1. Well, many uses of so called “drones” are inevitable, but it’s kind of misleading to call them all drones. Is that what you’d call a styrofoam plate with two little motors and a tiny camera? That’s the real threat, when surveillance gets really cheap. I have seen a fairly capable, semi autonomous drone the size and shape (more or less) of a cafeteria tray. So we’re getting there.

    IMHO, there IS a way to deal with this stuff, and it’s not high tech. Whether we can do it is another story. We have to readjust the system so that our civil rights are important, and require a search warrant for the use of UAV’s in surveillance of anyone who is not on the other side in a war. Basically, follow the Bill of Rights, and maybe throw in something emphasizing privacy, though one could easily argue that invading privacy is unreasonable search.

    A nice advantage of this approach is that it also helps deal with other kinds of threats to our privacy, such as computer related ones.

    1. No doubt, there are hundreds if not thousands of positive and productive uses for this technology. However, as with any other new technology there is also the potential for detrimental and harmful use. It certainly begs the question as to whether adequate guidelines and controls have been developed to reasonable assure that harmful use of this technology will be curtailed.

      I believe the use of the term ‘drone’ is a misnomer. It paints a broad spectrum of unmanned aerial platforms with the same brush and presents a somewhat ominous and foreboding connotation of the technology. Nevertheless, the media has latched onto this term because it creates sensationalism and sells the story, so unfortunately we’re probably stuck with it.

      Rich Hanson
      AMA Government and Regulatory Affairs

  2. Both air space and the internet are public areas which carry a low expectation of privacy. Drones simply make it easier for “the powers that be” to use and misuse this low expectation. 40 years ago the “no-knock warrant” was considered by many to be unconstitutional and invasive, with the law enforcement folks saying it was necessary to stop druggies from flushing evidence. Now it is used everywhere and against almost everyone. Why?, because it’s easier. People take the path of least resistance. Drones will be used domestically, and they will also be misused in the same venue. Stopping anyone from using this technology is a step down the path toward having our planes declared “drones” and banned. Sorry LR, but I think our expectations of privacy are over optimistic. Also please define your method of “readjusting” the system. Bloody revolution? Right-wing,smaller government? Readjusting a complex system comes at a high cost.

  3. From USA TODAY

    In the column “Domestic use of drones? Bad idea,” Cal Thomas and Bob Beckel advanced misperceptions about the integration of Unmanned Aircraft Systems (UAS) into the national airspace.

    Despite their claims to the contrary, UAS serve the public good by saving time, saving money and, most important, saving lives. Meanwhile, unmanned aircraft used in the national airspace are operated by trained civilian professionals, first-responders or members of local law enforcement agencies.

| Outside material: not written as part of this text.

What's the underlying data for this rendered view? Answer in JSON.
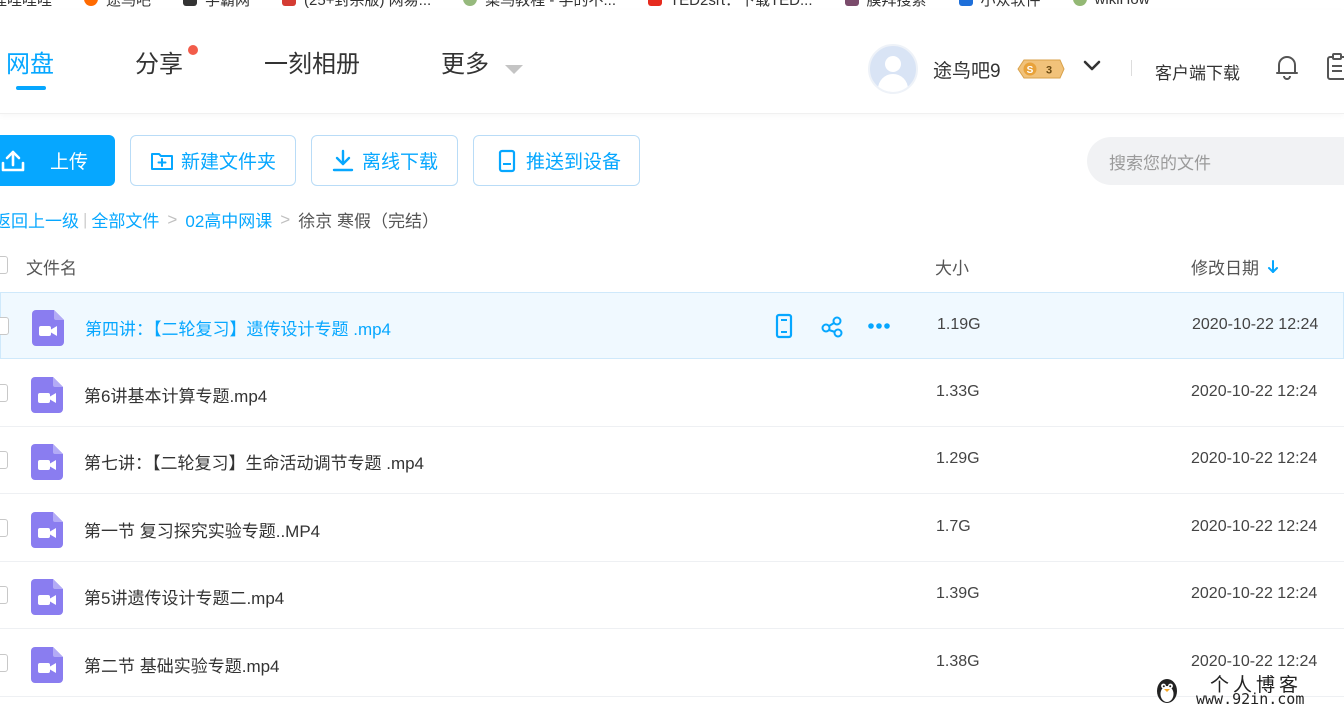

    The limited use of UAS has already offered a glimpse into their value. Firefighters use them to battle wildfires. Search and rescue teams use them to locate missing children. Researchers use them to study natural disasters such as floods and hurricanes. And law enforcement agencies use them to secure our borders and promote public safety. Opening the national airspace to this technology further also means the creation of thousands of jobs, boosting state and local economies.

    The ways in which UAS can benefit our safety, our society and our economy are endless. That is why we’ve already opened a dialogue with privacy advocates, the pilot community, the Federal Aviation Administration and other stakeholders. The more we work together to ensure a safe and responsible integration, the faster we can unlock the incredible potential of this technology.

    Michael Toscano, president; Association for Unmanned Vehicle; Systems International; Arlington, Va.